Library to convert DBT manifest metadata to Airflow tasks
Read the full documentation at https://dbt-airflow-factory.readthedocs.io/
Use the package manager pip to install the library:
pip install dbt-airflow-factory
The library is expected to be used inside an Airflow environment with a Kubernetes image referencing dbt.
dbt-airflow-factory's main task is to parse manifest.json
and create Airflow DAG out of it. It also reads config
files from config
directory and therefore is highly customizable (e.g., user can set path to manifest.json
).
To start, create a directory with a following structure, where manifest.json
is a file generated by dbt:
.
├── config
│ ├── base
│ │ ├── airflow.yml
│ │ ├── dbt.yml
│ │ └── k8s.yml
│ └── dev
│ └── dbt.yml
├── dag.py
└── manifest.json
Then, put the following code into dag.py
:
from dbt_airflow_factory.airflow_dag_factory import AirflowDagFactory
from os import path
dag = AirflowDagFactory(path.dirname(path.abspath(__file__)), "dev").create()
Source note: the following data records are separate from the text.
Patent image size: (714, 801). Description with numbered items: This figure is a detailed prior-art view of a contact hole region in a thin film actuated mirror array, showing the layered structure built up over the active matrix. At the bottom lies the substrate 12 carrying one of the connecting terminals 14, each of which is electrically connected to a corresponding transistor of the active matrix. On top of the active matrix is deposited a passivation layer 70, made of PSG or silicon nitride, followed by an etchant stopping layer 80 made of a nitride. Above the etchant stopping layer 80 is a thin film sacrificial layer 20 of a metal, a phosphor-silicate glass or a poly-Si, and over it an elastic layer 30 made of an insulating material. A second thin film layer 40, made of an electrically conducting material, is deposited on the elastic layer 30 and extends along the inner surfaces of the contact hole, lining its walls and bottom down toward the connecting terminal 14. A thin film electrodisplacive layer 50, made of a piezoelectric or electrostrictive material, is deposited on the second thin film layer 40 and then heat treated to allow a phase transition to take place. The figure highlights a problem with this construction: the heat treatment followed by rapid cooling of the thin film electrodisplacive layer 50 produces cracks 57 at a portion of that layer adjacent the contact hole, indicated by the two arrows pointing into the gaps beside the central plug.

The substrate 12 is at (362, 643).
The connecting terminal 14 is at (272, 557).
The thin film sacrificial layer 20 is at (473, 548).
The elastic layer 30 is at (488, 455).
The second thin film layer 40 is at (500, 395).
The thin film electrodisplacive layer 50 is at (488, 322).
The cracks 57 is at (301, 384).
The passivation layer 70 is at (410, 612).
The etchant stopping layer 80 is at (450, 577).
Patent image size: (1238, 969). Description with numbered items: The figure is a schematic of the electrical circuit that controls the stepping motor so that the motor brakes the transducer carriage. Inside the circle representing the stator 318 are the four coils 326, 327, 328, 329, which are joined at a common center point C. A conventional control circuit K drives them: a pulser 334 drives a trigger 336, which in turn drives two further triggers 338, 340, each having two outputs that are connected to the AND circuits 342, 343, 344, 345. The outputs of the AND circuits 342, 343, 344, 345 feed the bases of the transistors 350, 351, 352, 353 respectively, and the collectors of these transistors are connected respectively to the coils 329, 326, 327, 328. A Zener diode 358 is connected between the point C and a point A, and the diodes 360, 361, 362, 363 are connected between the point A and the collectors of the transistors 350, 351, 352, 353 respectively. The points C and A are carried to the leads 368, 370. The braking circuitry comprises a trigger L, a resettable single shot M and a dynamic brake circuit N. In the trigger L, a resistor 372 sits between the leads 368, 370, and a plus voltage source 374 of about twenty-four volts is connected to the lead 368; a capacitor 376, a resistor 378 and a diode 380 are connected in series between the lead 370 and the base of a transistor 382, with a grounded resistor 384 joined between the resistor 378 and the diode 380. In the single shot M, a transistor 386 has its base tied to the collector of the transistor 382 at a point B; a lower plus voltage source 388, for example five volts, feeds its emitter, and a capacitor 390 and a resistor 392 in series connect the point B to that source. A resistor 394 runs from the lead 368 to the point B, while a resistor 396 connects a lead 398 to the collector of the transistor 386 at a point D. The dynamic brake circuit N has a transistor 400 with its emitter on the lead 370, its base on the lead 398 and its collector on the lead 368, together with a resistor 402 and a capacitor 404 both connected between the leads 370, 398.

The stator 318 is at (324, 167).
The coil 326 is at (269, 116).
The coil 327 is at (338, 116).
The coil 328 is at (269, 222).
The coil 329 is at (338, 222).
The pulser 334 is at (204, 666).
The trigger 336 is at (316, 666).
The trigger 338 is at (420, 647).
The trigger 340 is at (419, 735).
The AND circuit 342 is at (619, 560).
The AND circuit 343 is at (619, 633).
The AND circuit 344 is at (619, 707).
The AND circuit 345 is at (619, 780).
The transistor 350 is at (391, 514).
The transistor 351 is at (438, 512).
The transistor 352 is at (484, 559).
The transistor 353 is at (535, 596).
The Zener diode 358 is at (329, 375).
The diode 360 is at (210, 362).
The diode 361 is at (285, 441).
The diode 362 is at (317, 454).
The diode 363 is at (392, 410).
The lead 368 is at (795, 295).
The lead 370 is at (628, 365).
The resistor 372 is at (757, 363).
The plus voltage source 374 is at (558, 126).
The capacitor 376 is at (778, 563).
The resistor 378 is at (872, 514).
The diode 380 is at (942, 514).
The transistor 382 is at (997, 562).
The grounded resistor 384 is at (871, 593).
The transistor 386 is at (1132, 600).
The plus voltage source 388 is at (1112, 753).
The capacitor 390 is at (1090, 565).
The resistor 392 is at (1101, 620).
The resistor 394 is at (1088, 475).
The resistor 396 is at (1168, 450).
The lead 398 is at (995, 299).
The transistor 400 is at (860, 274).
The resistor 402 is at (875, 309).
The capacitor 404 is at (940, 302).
When uploaded to Airflow DAGs directory, it will get picked up by Airflow, parse manifest.json
and prepare a DAG to run.
It is best to look up the example configuration files in tests directory to get a glimpse of correct configs.
You can use Airflow template variables in your dbt.yml
and k8s.yml
files, as long as they are inside
quotation marks:
target: "{{ var.value.env }}"
some_other_field: "{{ ds_nodash }}"
Analogously, you can use "{{ var.value.VARIABLE_NAME }}"
in airflow.yml
, but only the Airflow variable getter.
Any other Airflow template variables will not work in airflow.yml
.
DBT Airflow Factory works best in tandem with data-pipelines-cli tool. dp not only prepares directory for the library to digest, but also automates Docker image building and pushes generated directory to the cloud storage of your choice.